THE LION IN WINTER by James Goldman; directed by Hap Erstien; scenery by Don Gardner and Lee Mills; with Bob Brenner, Mimi Norton, Mark Levine, Kurt Orwick, Normwn Aronovic, Patricia Procaccino and Paul Morella.

At the King's Jester Dinner Theater through Feb. 23.

The proliferation of Washingtondinner theaters has gotten so out of hand lately that it seems only a matter of time before someone proves once and for all that a good dinner and good theater can be had at the same establishment.

If and when, the King's Jester Diner Theater -- surely the most refreshingly eccentric local specimen of the movement -- could be the place. Located in downtown Silver Spring, the King's Jester has already boggled the dinner-theater mind with "One Flew Over the Cuckoo's Nest" and other similarily serious works, while dipping but rarely into the usual pool of Rodgers and Hammerstien, Neil Simon and naughty English sex farces. Now the King's Jester has come forth with a lively and likable production of another bizarre-sounding choice of a play -- "The Lion in Winter," James Goldman's portrait or domestic rows in the court of England's King Henry II.

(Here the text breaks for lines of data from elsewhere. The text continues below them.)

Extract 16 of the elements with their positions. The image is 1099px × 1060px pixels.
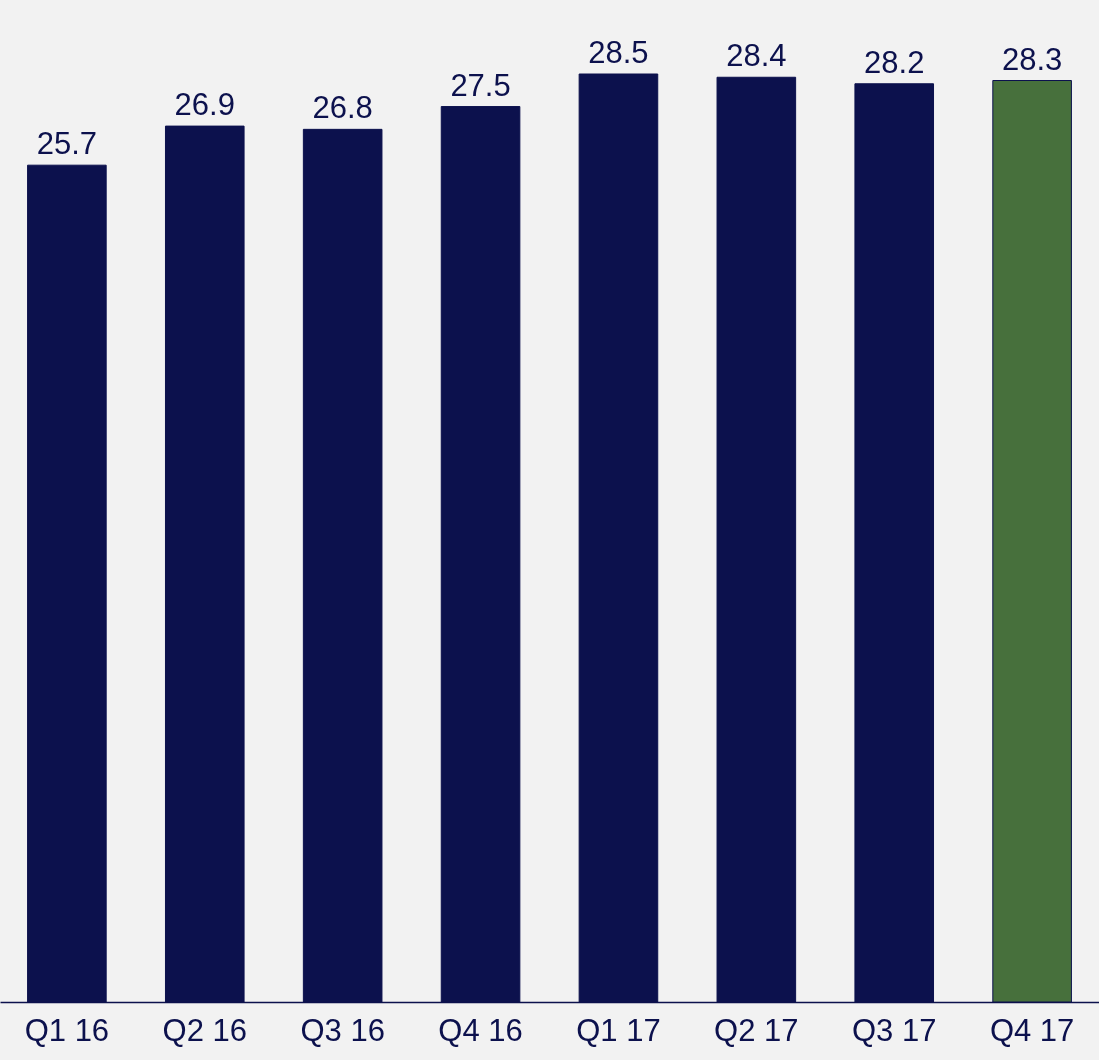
- x-tick-label: Q2 17: [714, 1012, 799, 1048]
- x-tick-label: Q2 16: [162, 1012, 247, 1048]
- data-label: 26.9: [174, 87, 235, 123]
- data-label: 28.2: [864, 44, 925, 80]
- x-tick-label: Q1 17: [576, 1012, 661, 1048]
- x-tick-label: Q4 16: [438, 1012, 523, 1048]
- data-label: 27.5: [450, 67, 511, 103]
- x-tick-label: Q3 16: [300, 1012, 385, 1048]
- data-label: 28.4: [726, 38, 787, 74]
- data-label: 28.5: [588, 35, 649, 70]
- data-label: 28.3: [1001, 41, 1063, 77]
- data-label: 26.8: [312, 90, 373, 126]
- x-tick-label: Q1 16: [24, 1012, 110, 1048]
- data-label: 25.7: [36, 126, 98, 162]
- x-tick-label: Q3 17: [852, 1012, 937, 1048]
- x-tick-label: Q4 17: [989, 1012, 1075, 1048]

Actually, the choice is less adventurous than it sounds. Despite the historical subject matter, "The Lion in Winter" is a rowdy melodrama that would fit quite nicely on the nighttime soap opera schedule with "Dallas" and "Flamingo Road" -- if its characters merely traded their royal togs for western shirts and designer boots.

"Henry! I can't be your mistres if I'm married to your son!" protests the Princess Alais (pronounced like plain old "Alice") in an early bedroom confrontation,

"Why can't you?" asks the King. "Johnny won't mind."

"Johnny" is the same Prince John familiar to us as the ogre who made life so difficult for Robin Hood and his Merry Men (while King Richard was off crusading or being waylaid in an Austrain prison). Set in 1183, the John, Richard, their brother Geoffrey, their mother Eleanor (of Aquitaine) and, of course, Henry himself. Goldman's entertaining notion was to portray this royal tribe as a family of shouting, feuding, pining, pouting, snapping, plotting, everyday folks.

There are long streches when "The Lion in Winter" is hard to take seriously -- when, for example, virtually the whole family is secreted in a bedroom where Richard and France's King Philip are resuming a youthful love affair. But in the second act, the intrigue and counter-image reach heights of wonderful dizziness, and the King's Jester production, directed by Hap Erstein, is fully as robust and entertaining as the material.

The production is at its absurd best, in fact, just when the play is -- in its depictions of the fracases between Henry and his jailed, discarded, but still formidable Queen Eleanor. As Henry and Eleanor, Bob Brenner and Mimi Norton are a strong pair who command our interest and present a convincing, involving hate-love relationship. Norman Aronovic, Kurt Orwick and Mark Levine also give vigorous performances as the back-stabbing sons.

At King's Jester, the dining room and the auditorium are separate, and the audience moves into conventional, table-less rows for the play itself. Even so, the management found it necessary to put some of Saturday night's standing-room-only crowd at a highly inconvienient angle to the action, and so to work so many chairs into the limited floor space that shorter theatergoers probably found it hard to see over the heads of taller theatergoers. Which goes to show that King's Jester's unusual dinner-theater formula seems to have found a following.